シュリラ そんな状況でうまいと思ったマーケティングは、女性グループ「NiziU」です。今年1月に日テレの『スッキリ』という番組が「Nizi Project」を紹介して、定期的に特集企画として放送しました。これが日本の市場にすごく合った。テレビを巻き込むことで、若い女性だけでなく、幅広い世代を巻き込むことに成功したのです。特に、親世代は自分の子どもを見守るような気持ちで応援するようになりました。彼女たちのジャーニーを見てきたから、音楽性の好みを超えて、感情移入したんです。


土田 日本にフィットしたアプローチは非常に重要です。ディアジオは海外で成功しましたが、そっくり日本に持ち込んでも成功するとはかぎりません。その点で、日本は高齢化社会なので、健康や医療、介護といった、市場にピッタリとハマるアイデアがあれば、日本でもヒーローケースは出てくるはずです。


シュリラ 音声認識技術の発達によって、もっと会話ができるようになりますから、より人間ベースの施策を打ちやすくなります。「NiziU」のように、感情の入ったマーケティングがとても大事になってくるでしょう。


土田 いま、若い人たちの間で、デジタルキャンプファイヤーと呼ばれるものが流行っています。例えば、chromeのブラウザに「Netflix パーティー」というNetflixのアドオンを入れて、複数の人で同時に同じ番組を観たりするものです。特にNetflixはオンデマンドサービスで、もともとは観たいときに観られることが売りでした。ところが、みんなで時間を合わせて同じコンテンツを一緒に騒ぎながら視聴している。
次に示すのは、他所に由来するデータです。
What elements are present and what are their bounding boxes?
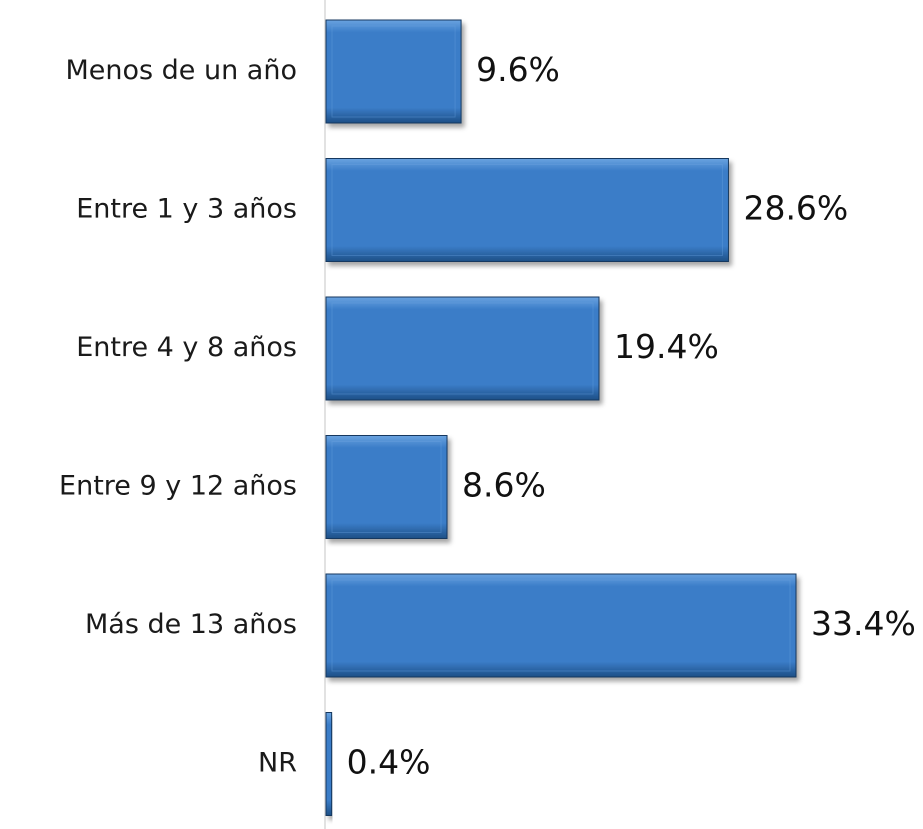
- bar-rect: [325, 573, 797, 678]
- category-label: Entre 4 y 8 años: [76, 332, 297, 363]
- category-label: Entre 1 y 3 años: [76, 194, 297, 225]
- bar-bevel: [331, 441, 442, 533]
- bar-bevel: [331, 25, 456, 118]
- category-label: Menos de un año: [65, 55, 297, 86]
- category-label: NR: [258, 748, 297, 779]
- bar-3: [325, 296, 600, 401]
- bar-2: [325, 158, 729, 262]
- value-label: 28.6%: [743, 189, 848, 228]
- bar-rect: [325, 296, 600, 401]
- value-label: 19.4%: [614, 327, 719, 366]
- value-label: 0.4%: [347, 743, 431, 782]
- bar-1: [325, 19, 462, 124]
- category-label: Entre 9 y 12 años: [59, 471, 297, 502]
- bar-5: [325, 573, 797, 678]
- value-label: 8.6%: [462, 466, 546, 505]
- bar-rect: [325, 435, 448, 539]
- bar-bevel: [331, 302, 594, 395]
- bar-4: [325, 435, 448, 539]
- bar-6: [325, 712, 333, 816]
- category-label: Más de 13 años: [85, 609, 297, 640]
- value-label: 9.6%: [476, 50, 560, 89]
- value-label: 33.4%: [811, 604, 916, 643]
- bar-rect: [325, 158, 729, 262]
- bar-rect: [325, 19, 462, 124]
- bar-rect: [325, 712, 333, 816]
- bar-bevel: [331, 579, 791, 672]
- bar-bevel: [331, 164, 723, 256]
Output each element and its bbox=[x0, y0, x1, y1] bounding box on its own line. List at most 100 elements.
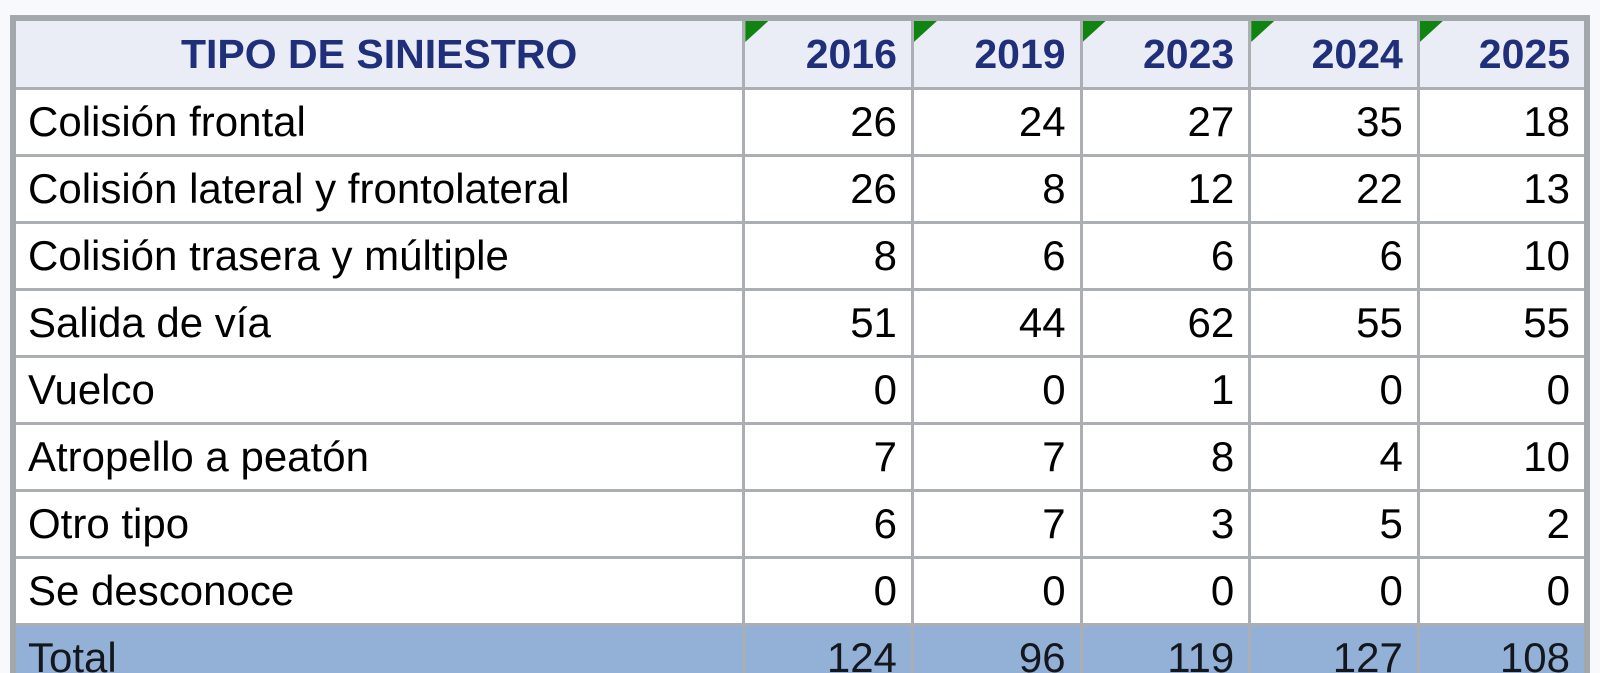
table-row-colision-frontal: Colisión frontal 26 24 27 35 18 bbox=[11, 87, 1589, 157]
row-label-cell[interactable]: Colisión frontal bbox=[11, 87, 746, 157]
data-cell[interactable]: 6 bbox=[1079, 221, 1252, 291]
cell-value: 0 bbox=[1042, 567, 1066, 614]
data-cell[interactable]: 44 bbox=[910, 288, 1083, 358]
cell-value: 1 bbox=[1210, 366, 1235, 413]
cell-value: 0 bbox=[873, 567, 897, 614]
column-header-year-2025[interactable]: 2025 bbox=[1416, 16, 1589, 90]
column-header-year-2016[interactable]: 2016 bbox=[742, 16, 914, 90]
data-cell[interactable]: 22 bbox=[1248, 154, 1420, 224]
cell-value: 62 bbox=[1187, 299, 1235, 346]
data-cell[interactable]: 0 bbox=[1248, 355, 1420, 425]
column-header-label: TIPO DE SINIESTRO bbox=[180, 30, 578, 77]
data-cell[interactable]: 51 bbox=[742, 288, 914, 358]
data-cell[interactable]: 55 bbox=[1248, 288, 1420, 358]
table-row-atropello-a-peaton: Atropello a peatón 7 7 8 4 10 bbox=[11, 422, 1589, 492]
corner-flag-icon bbox=[746, 21, 769, 42]
table-row-colision-lateral: Colisión lateral y frontolateral 26 8 12… bbox=[11, 154, 1589, 224]
data-cell[interactable]: 26 bbox=[742, 87, 914, 157]
cell-value: 6 bbox=[1042, 232, 1066, 279]
data-cell[interactable]: 62 bbox=[1079, 288, 1252, 358]
cell-value: 0 bbox=[1546, 567, 1570, 614]
table-row-vuelco: Vuelco 0 0 1 0 0 bbox=[11, 355, 1589, 425]
row-label: Colisión frontal bbox=[28, 98, 306, 145]
cell-value: 3 bbox=[1210, 500, 1235, 547]
total-value: 108 bbox=[1499, 634, 1570, 673]
data-cell[interactable]: 7 bbox=[910, 489, 1083, 559]
data-cell[interactable]: 3 bbox=[1079, 489, 1252, 559]
row-label-cell[interactable]: Salida de vía bbox=[11, 288, 746, 358]
data-cell[interactable]: 7 bbox=[742, 422, 914, 492]
data-cell[interactable]: 10 bbox=[1416, 221, 1589, 291]
data-cell[interactable]: 8 bbox=[1079, 422, 1252, 492]
data-cell[interactable]: 5 bbox=[1248, 489, 1420, 559]
cell-value: 44 bbox=[1018, 299, 1066, 346]
data-cell[interactable]: 1 bbox=[1079, 355, 1252, 425]
data-cell[interactable]: 18 bbox=[1416, 87, 1589, 157]
cell-value: 7 bbox=[1042, 500, 1066, 547]
data-cell[interactable]: 8 bbox=[910, 154, 1083, 224]
cell-value: 0 bbox=[1379, 567, 1403, 614]
cell-value: 6 bbox=[873, 500, 897, 547]
row-label: Salida de vía bbox=[28, 299, 271, 346]
cell-value: 8 bbox=[1210, 433, 1235, 480]
data-cell[interactable]: 2 bbox=[1416, 489, 1589, 559]
total-label: Total bbox=[28, 634, 117, 673]
total-label-cell[interactable]: Total bbox=[11, 623, 746, 673]
cell-value: 0 bbox=[1210, 567, 1235, 614]
data-cell[interactable]: 35 bbox=[1248, 87, 1420, 157]
data-cell[interactable]: 24 bbox=[910, 87, 1083, 157]
column-header-year-2024[interactable]: 2024 bbox=[1248, 16, 1420, 90]
data-cell[interactable]: 4 bbox=[1248, 422, 1420, 492]
cell-value: 2 bbox=[1546, 500, 1570, 547]
cell-value: 13 bbox=[1523, 165, 1570, 212]
data-cell[interactable]: 6 bbox=[1248, 221, 1420, 291]
table-row-colision-trasera: Colisión trasera y múltiple 8 6 6 6 10 bbox=[11, 221, 1589, 291]
cell-value: 55 bbox=[1523, 299, 1570, 346]
data-cell[interactable]: 6 bbox=[910, 221, 1083, 291]
data-cell[interactable]: 0 bbox=[1416, 355, 1589, 425]
data-cell[interactable]: 0 bbox=[1079, 556, 1252, 626]
total-value: 96 bbox=[1018, 634, 1066, 673]
corner-flag-icon bbox=[915, 21, 937, 42]
data-cell[interactable]: 0 bbox=[742, 556, 914, 626]
column-header-tipo-de-siniestro[interactable]: TIPO DE SINIESTRO bbox=[11, 16, 746, 90]
data-cell[interactable]: 7 bbox=[910, 422, 1083, 492]
data-cell[interactable]: 0 bbox=[1416, 556, 1589, 626]
data-cell[interactable]: 27 bbox=[1079, 87, 1252, 157]
data-cell[interactable]: 10 bbox=[1416, 422, 1589, 492]
cell-value: 7 bbox=[873, 433, 897, 480]
cell-value: 26 bbox=[850, 165, 897, 212]
total-cell[interactable]: 127 bbox=[1248, 623, 1420, 673]
row-label-cell[interactable]: Otro tipo bbox=[11, 489, 746, 559]
data-cell[interactable]: 26 bbox=[742, 154, 914, 224]
row-label-cell[interactable]: Colisión lateral y frontolateral bbox=[11, 154, 746, 224]
total-cell[interactable]: 119 bbox=[1079, 623, 1252, 673]
data-cell[interactable]: 55 bbox=[1416, 288, 1589, 358]
data-cell[interactable]: 0 bbox=[910, 556, 1083, 626]
corner-flag-icon bbox=[1421, 21, 1443, 42]
row-label-cell[interactable]: Se desconoce bbox=[11, 556, 746, 626]
data-cell[interactable]: 0 bbox=[742, 355, 914, 425]
data-cell[interactable]: 6 bbox=[742, 489, 914, 559]
data-cell[interactable]: 12 bbox=[1079, 154, 1252, 224]
column-header-year-2019[interactable]: 2019 bbox=[910, 16, 1083, 90]
row-label-cell[interactable]: Vuelco bbox=[11, 355, 746, 425]
data-cell[interactable]: 0 bbox=[910, 355, 1083, 425]
cell-value: 6 bbox=[1210, 232, 1235, 279]
cell-value: 4 bbox=[1379, 433, 1403, 480]
cell-value: 0 bbox=[873, 366, 897, 413]
column-header-year-2023[interactable]: 2023 bbox=[1079, 16, 1252, 90]
row-label: Se desconoce bbox=[28, 567, 295, 614]
total-cell[interactable]: 108 bbox=[1416, 623, 1589, 673]
total-cell[interactable]: 124 bbox=[742, 623, 914, 673]
row-label-cell[interactable]: Colisión trasera y múltiple bbox=[11, 221, 746, 291]
data-cell[interactable]: 8 bbox=[742, 221, 914, 291]
year-label: 2025 bbox=[1478, 30, 1570, 77]
row-label-cell[interactable]: Atropello a peatón bbox=[11, 422, 746, 492]
data-cell[interactable]: 13 bbox=[1416, 154, 1589, 224]
table-row-otro-tipo: Otro tipo 6 7 3 5 2 bbox=[11, 489, 1589, 559]
data-cell[interactable]: 0 bbox=[1248, 556, 1420, 626]
corner-flag-icon bbox=[1084, 21, 1106, 42]
total-cell[interactable]: 96 bbox=[910, 623, 1083, 673]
デジタル化が進んでも、やはり人間同士の繋がりは求められるということです。中国で流行っているライブコマース(ライブ動画を配信し、視聴者はリアルタイムに質問やコメントをしながら商品を購入できる)も結局、会話型のコマースです。レスポンスがすぐ返ってくるといった部分は、今後、デジタルを活用したマーケティングが広がる上で必要な要素なのかもしれません。

ネイト・シュリラ

アイプロスペクトおよび電通コマース&ヴォイスグローバルディレクター。ベンチャー企業でコンテンツマーケティングやサイト分析・最適化に取り組んだ後、アイプロスペクトに入社。同社ではアソシエイトアナリスト、コンサルタント、Head of CRO & Analyticsを経て現職。新規顧客開拓に取り組むコマース事業の拡大と音声検索の順位向上、音声検索のローカルにおける対策、デジタルアシスタント対策を扱う「Voice」事業に従事している。

土田晃子(つちだ・あきこ)

アイプロスペクト・ジャパン iP Lab所属。グラフィックデザイナーとしてキャリアをスタートし、フリーランス、フロントエンドエンジニア、WEBデザイナーなどを経て、CROコンサルタントとしてアイプロスペクトに入社。iP Labではリーダーとして音声認識技術をはじめとする最新技術のマーケティングへの応用を目的に調査・分析などを行う。